In recent years, a number of articles have been published on the epidemiology of methicillin-resistant strains acquired in the Staphylococcus aureus (MRSA) community, while the treatment of infections caused by them in children has not been fully studied. The question of the possibility of conducting therapy on an outpatient basis, the need to prescribe antibiotics is still debatable, the drugs of choice in the treatment of this group of infections have not been determined.
A prospective study by Mr. Lee and colleagues (United States) involved children with subcutaneous tissue abscesses caused by strains of MRSA acquired in the community and treated on an outpatient basis. Between May 2002 and February 2003, 70 children were examined. All patients received antibiotic therapy, in addition, in 92% of patients, drainage of abscesses was carried out, in 66% of cases - a bandage.

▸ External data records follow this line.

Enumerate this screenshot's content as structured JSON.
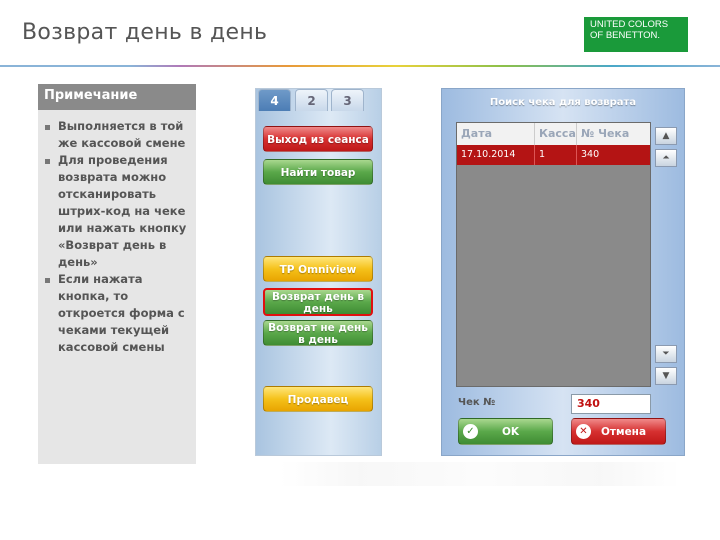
{
  "slide": {
    "title": "Возврат день в день",
    "logo_lines": [
      "UNITED COLORS",
      "OF BENETTON."
    ],
    "logo_color": "#1a9a3a"
  },
  "note": {
    "heading": "Примечание",
    "items": [
      "Выполняется в той же кассовой смене",
      "Для проведения возврата можно отсканировать штрих-код на чеке или нажать кнопку «Возврат день в день»",
      "Если нажата кнопка, то откроется форма с чеками текущей кассовой смены"
    ]
  },
  "pos_panel": {
    "tabs": [
      "4",
      "2",
      "3"
    ],
    "buttons": {
      "logout": "Выход из сеанса",
      "find_item": "Найти товар",
      "tp_omniview": "TP Omniview",
      "return_same_day": "Возврат день в день",
      "return_not_same_day": "Возврат не день в день",
      "seller": "Продавец"
    }
  },
  "dialog": {
    "title": "Поиск чека для возврата",
    "columns": [
      "Дата",
      "Касса",
      "№ Чека"
    ],
    "rows": [
      {
        "date": "17.10.2014",
        "register": "1",
        "receipt": "340"
      }
    ],
    "receipt_label": "Чек №",
    "receipt_value": "340",
    "ok_label": "OK",
    "cancel_label": "Отмена"
  },
  "colors": {
    "accent_red": "#c01818",
    "accent_green": "#3f8c33",
    "accent_yellow": "#f5c11a"
  }
}
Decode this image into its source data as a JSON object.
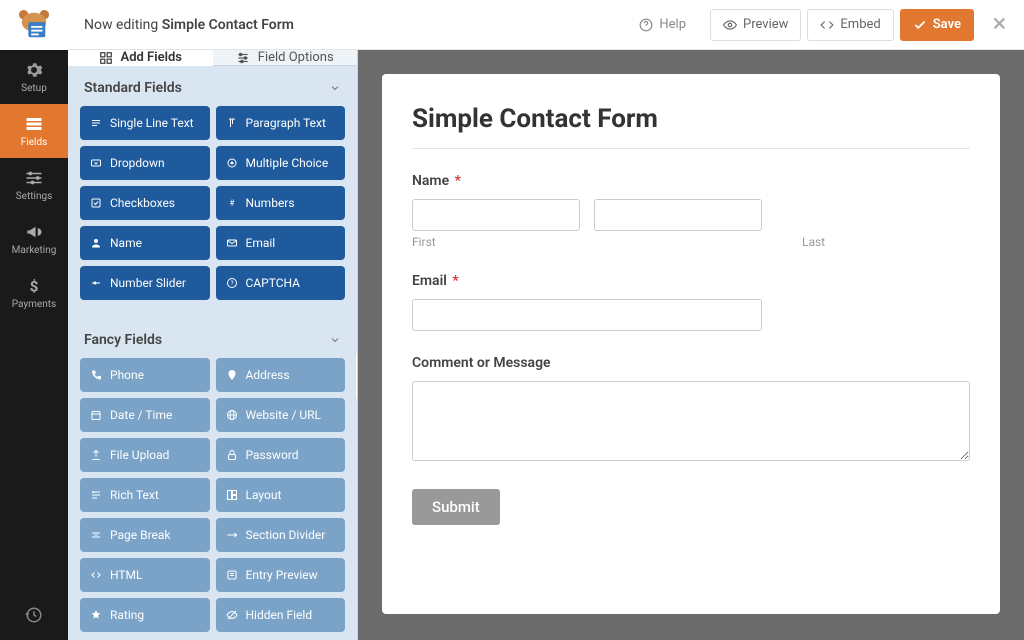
{
  "topbar": {
    "editing_prefix": "Now editing ",
    "editing_name": "Simple Contact Form",
    "help": "Help",
    "preview": "Preview",
    "embed": "Embed",
    "save": "Save"
  },
  "rail": {
    "setup": "Setup",
    "fields": "Fields",
    "settings": "Settings",
    "marketing": "Marketing",
    "payments": "Payments"
  },
  "panel": {
    "tab_add": "Add Fields",
    "tab_options": "Field Options",
    "section_standard": "Standard Fields",
    "section_fancy": "Fancy Fields",
    "standard_fields": [
      "Single Line Text",
      "Paragraph Text",
      "Dropdown",
      "Multiple Choice",
      "Checkboxes",
      "Numbers",
      "Name",
      "Email",
      "Number Slider",
      "CAPTCHA"
    ],
    "fancy_fields": [
      "Phone",
      "Address",
      "Date / Time",
      "Website / URL",
      "File Upload",
      "Password",
      "Rich Text",
      "Layout",
      "Page Break",
      "Section Divider",
      "HTML",
      "Entry Preview",
      "Rating",
      "Hidden Field"
    ]
  },
  "form": {
    "title": "Simple Contact Form",
    "name_label": "Name",
    "first": "First",
    "last": "Last",
    "email_label": "Email",
    "comment_label": "Comment or Message",
    "submit": "Submit"
  }
}
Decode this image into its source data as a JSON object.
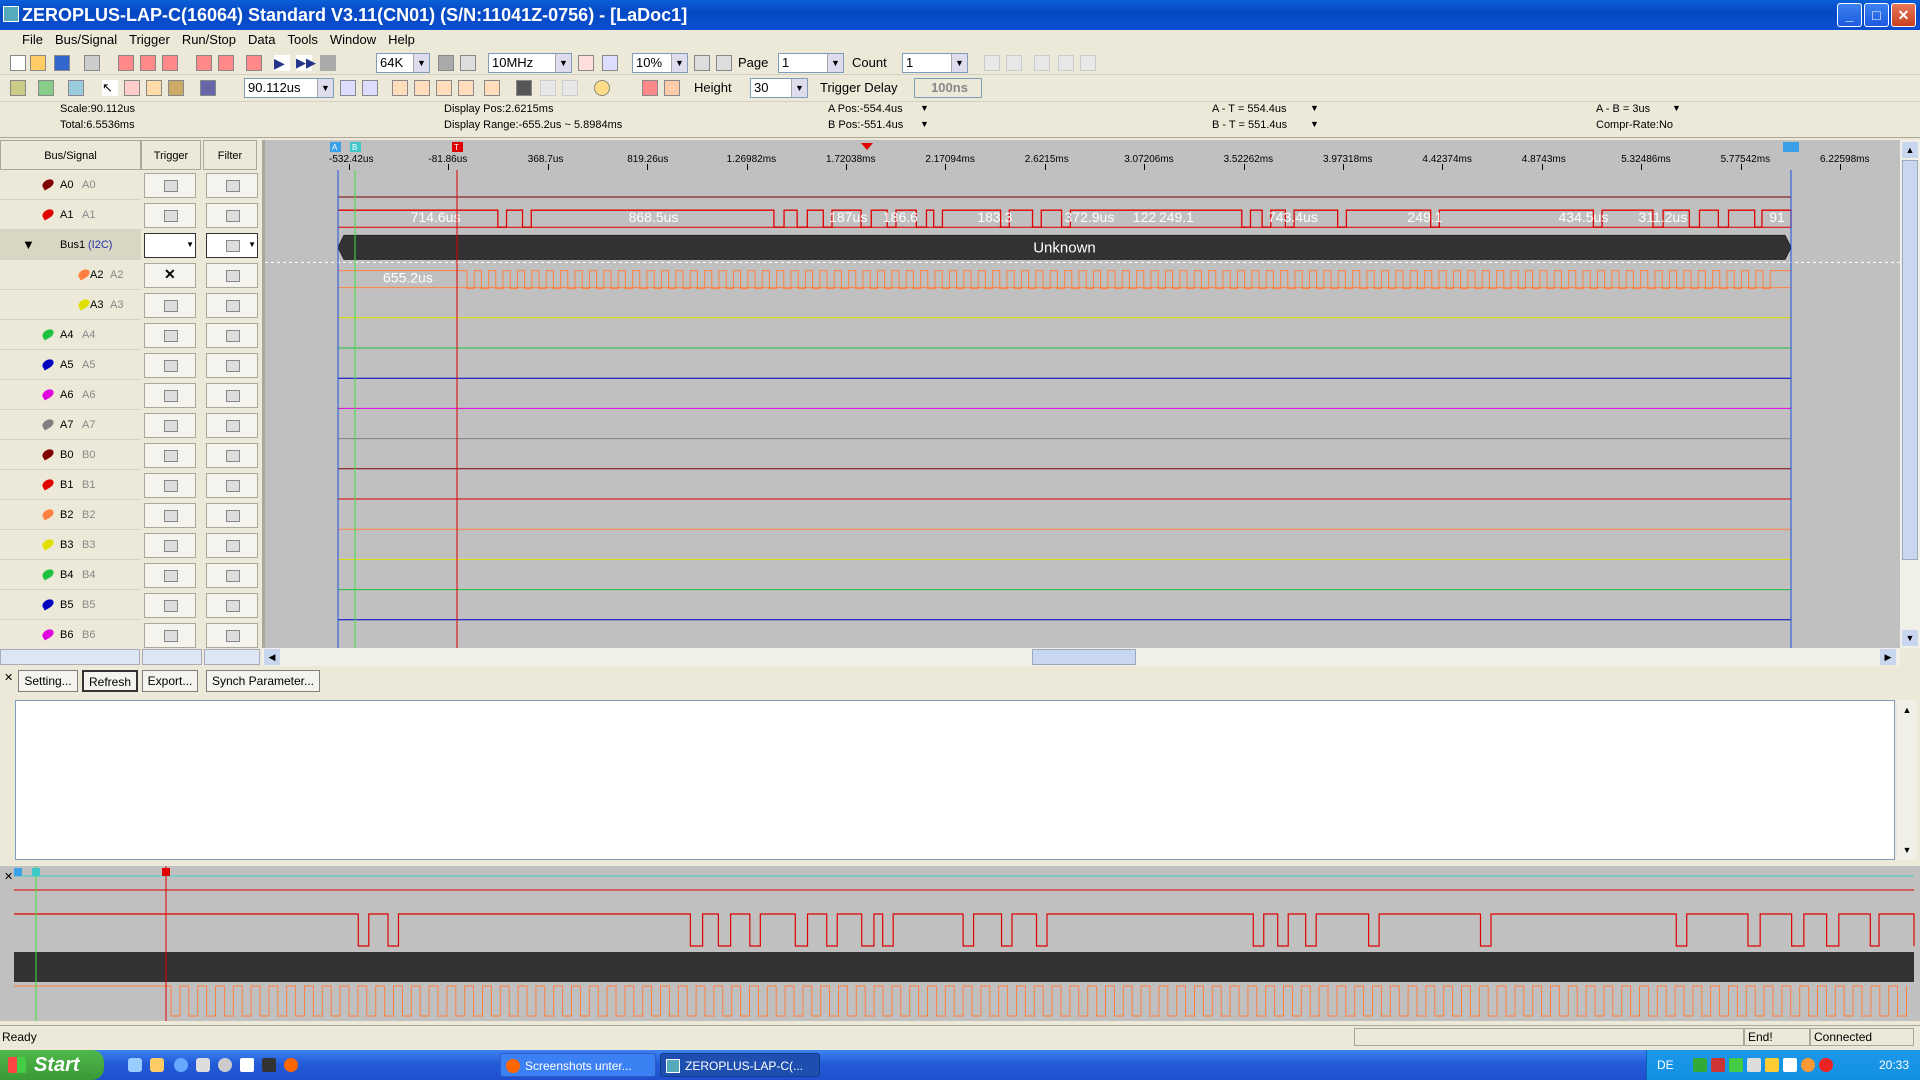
{
  "window": {
    "title": "ZEROPLUS-LAP-C(16064) Standard V3.11(CN01) (S/N:11041Z-0756) - [LaDoc1]",
    "minimize": "_",
    "maximize": "□",
    "close": "✕"
  },
  "menu": [
    "File",
    "Bus/Signal",
    "Trigger",
    "Run/Stop",
    "Data",
    "Tools",
    "Window",
    "Help"
  ],
  "toolbar1": {
    "memory": "64K",
    "samplerate": "10MHz",
    "trigger_pos": "10%",
    "page_label": "Page",
    "page": "1",
    "count_label": "Count",
    "count": "1"
  },
  "toolbar2": {
    "scale": "90.112us",
    "height_label": "Height",
    "height": "30",
    "trigger_delay_label": "Trigger Delay",
    "trigger_delay": "100ns"
  },
  "info": {
    "scale": "Scale:90.112us",
    "total": "Total:6.5536ms",
    "display_pos": "Display Pos:2.6215ms",
    "display_range": "Display Range:-655.2us ~ 5.8984ms",
    "a_pos": "A Pos:-554.4us",
    "b_pos": "B Pos:-551.4us",
    "a_t": "A - T = 554.4us",
    "b_t": "B - T = 551.4us",
    "a_b": "A - B = 3us",
    "compr": "Compr-Rate:No"
  },
  "columns": {
    "bus_signal": "Bus/Signal",
    "trigger": "Trigger",
    "filter": "Filter"
  },
  "signals": [
    {
      "name": "A0",
      "alias": "A0",
      "color": "#800000"
    },
    {
      "name": "A1",
      "alias": "A1",
      "color": "#e00000"
    },
    {
      "name": "Bus1",
      "alias": "(I2C)",
      "color": "#000000"
    },
    {
      "name": "A2",
      "alias": "A2",
      "color": "#ff8040"
    },
    {
      "name": "A3",
      "alias": "A3",
      "color": "#e0e000"
    },
    {
      "name": "A4",
      "alias": "A4",
      "color": "#20c040"
    },
    {
      "name": "A5",
      "alias": "A5",
      "color": "#0000c0"
    },
    {
      "name": "A6",
      "alias": "A6",
      "color": "#e000e0"
    },
    {
      "name": "A7",
      "alias": "A7",
      "color": "#808080"
    },
    {
      "name": "B0",
      "alias": "B0",
      "color": "#800000"
    },
    {
      "name": "B1",
      "alias": "B1",
      "color": "#e00000"
    },
    {
      "name": "B2",
      "alias": "B2",
      "color": "#ff8040"
    },
    {
      "name": "B3",
      "alias": "B3",
      "color": "#e0e000"
    },
    {
      "name": "B4",
      "alias": "B4",
      "color": "#20c040"
    },
    {
      "name": "B5",
      "alias": "B5",
      "color": "#0000c0"
    },
    {
      "name": "B6",
      "alias": "B6",
      "color": "#e000e0"
    }
  ],
  "ruler_ticks": [
    "-532.42us",
    "-81.86us",
    "368.7us",
    "819.26us",
    "1.26982ms",
    "1.72038ms",
    "2.17094ms",
    "2.6215ms",
    "3.07206ms",
    "3.52262ms",
    "3.97318ms",
    "4.42374ms",
    "4.8743ms",
    "5.32486ms",
    "5.77542ms",
    "6.22598ms"
  ],
  "cursor_labels": {
    "a": "A",
    "b": "B",
    "t": "T"
  },
  "wave_labels": {
    "a1": [
      "714.6us",
      "868.5us",
      "187us",
      "186.6",
      "183.3",
      "372.9us",
      "122",
      "249.1",
      "743.4us",
      "249.1",
      "434.5us",
      "311.2us",
      "91"
    ],
    "bus": "Unknown",
    "a2": "655.2us"
  },
  "buttons": {
    "setting": "Setting...",
    "refresh": "Refresh",
    "export": "Export...",
    "synch": "Synch Parameter..."
  },
  "status": {
    "ready": "Ready",
    "end": "End!",
    "connected": "Connected"
  },
  "taskbar": {
    "start": "Start",
    "task1": "Screenshots unter...",
    "task2": "ZEROPLUS-LAP-C(...",
    "lang": "DE",
    "clock": "20:33"
  }
}
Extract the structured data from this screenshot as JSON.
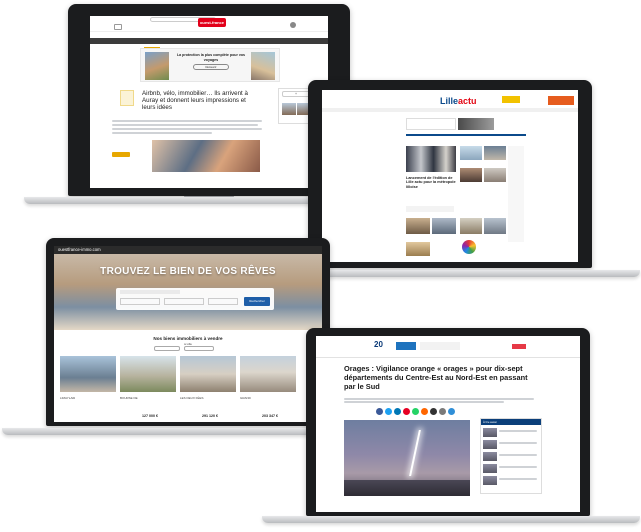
{
  "laptop1": {
    "nav_items": [
      "Actualité",
      "Bretagne",
      "Pays de la Loire",
      "Normandie",
      "Sport",
      "Économie",
      "Loisirs",
      "Culture",
      "Météo"
    ],
    "active_nav": "Bretagne",
    "logo": "ouest-france",
    "ad_title": "La protection la plus complète pour vos voyages",
    "ad_button": "Découvrir",
    "headline": "Airbnb, vélo, immobilier… Ils arrivent à Auray et donnent leurs impressions et leurs idées",
    "abonne": "Abonnés"
  },
  "laptop2": {
    "logo_main": "Lille",
    "logo_accent": "actu",
    "headline": "Lancement de l'édition de Lille actu pour la métropole lilloise"
  },
  "laptop3": {
    "site": "ouestfrance-immo.com",
    "hero_title": "TROUVEZ LE BIEN DE VOS RÊVES",
    "search_button": "Rechercher",
    "section_title": "Nos biens immobiliers à vendre",
    "section_subtitle": "à Lille",
    "cards": [
      {
        "label": "LIMAYLAIR",
        "price": ""
      },
      {
        "label": "BOURSE DE",
        "price": "127 000 €"
      },
      {
        "label": "LES DEUX FÉES",
        "price": "291 120 €"
      },
      {
        "label": "GRAND",
        "price": "203 347 €"
      }
    ]
  },
  "laptop4": {
    "logo": "20",
    "title": "Orages : Vigilance orange « orages » pour dix-sept départements du Centre-Est au Nord-Est en passant par le Sud",
    "sidebar_head": "À lire aussi",
    "social_colors": [
      "#3b5998",
      "#1da1f2",
      "#0077b5",
      "#e60023",
      "#25d366",
      "#ff6600",
      "#333333",
      "#7a7a7a",
      "#2f8fd8"
    ]
  }
}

All strains isolated from MRSA were sensitive to rifampicin, trimethoprim / sulfamethoxazole, gentamicin, vancomycin, 61% were sensitive to clindamycin, 13% to erythromycin. Only in 7.5% of patients, the antibiotics prescribed before the culture study were active against the isolated strains. In 54% of patients, the antibiotic was not replaced by a more effective medication.
On repeat visits on days 1 to 6 and 6 to 9, clinical improvement was observed in 87% and 98% of the patients, respectively. Only 4 patients (6%) had to be hospitalized and, in all of these patients, the strains causing the infection were insensitive to the prescribed antibiotic. The predisposing factors for hospitalization were the use of intravenous antibiotics at 1 visit (p = 0.04) and the area of skin lesion was greater than 5 cm (p = 0.002).
No serious complications or serious undesirable effects were detected during the study and follow-up for 2 to 6 months. In 4.3% of patients, relapses of infection were observed.
Based on the above, the authors conclude that pustular infections in children caused by community acquired MRSA strains tend to disappear after autopsy and drainage, despite ineffective antibacterial therapy. Thus, in most cases with this pathology, antibacterial treatment with adequate autopsy and drainage is not necessary.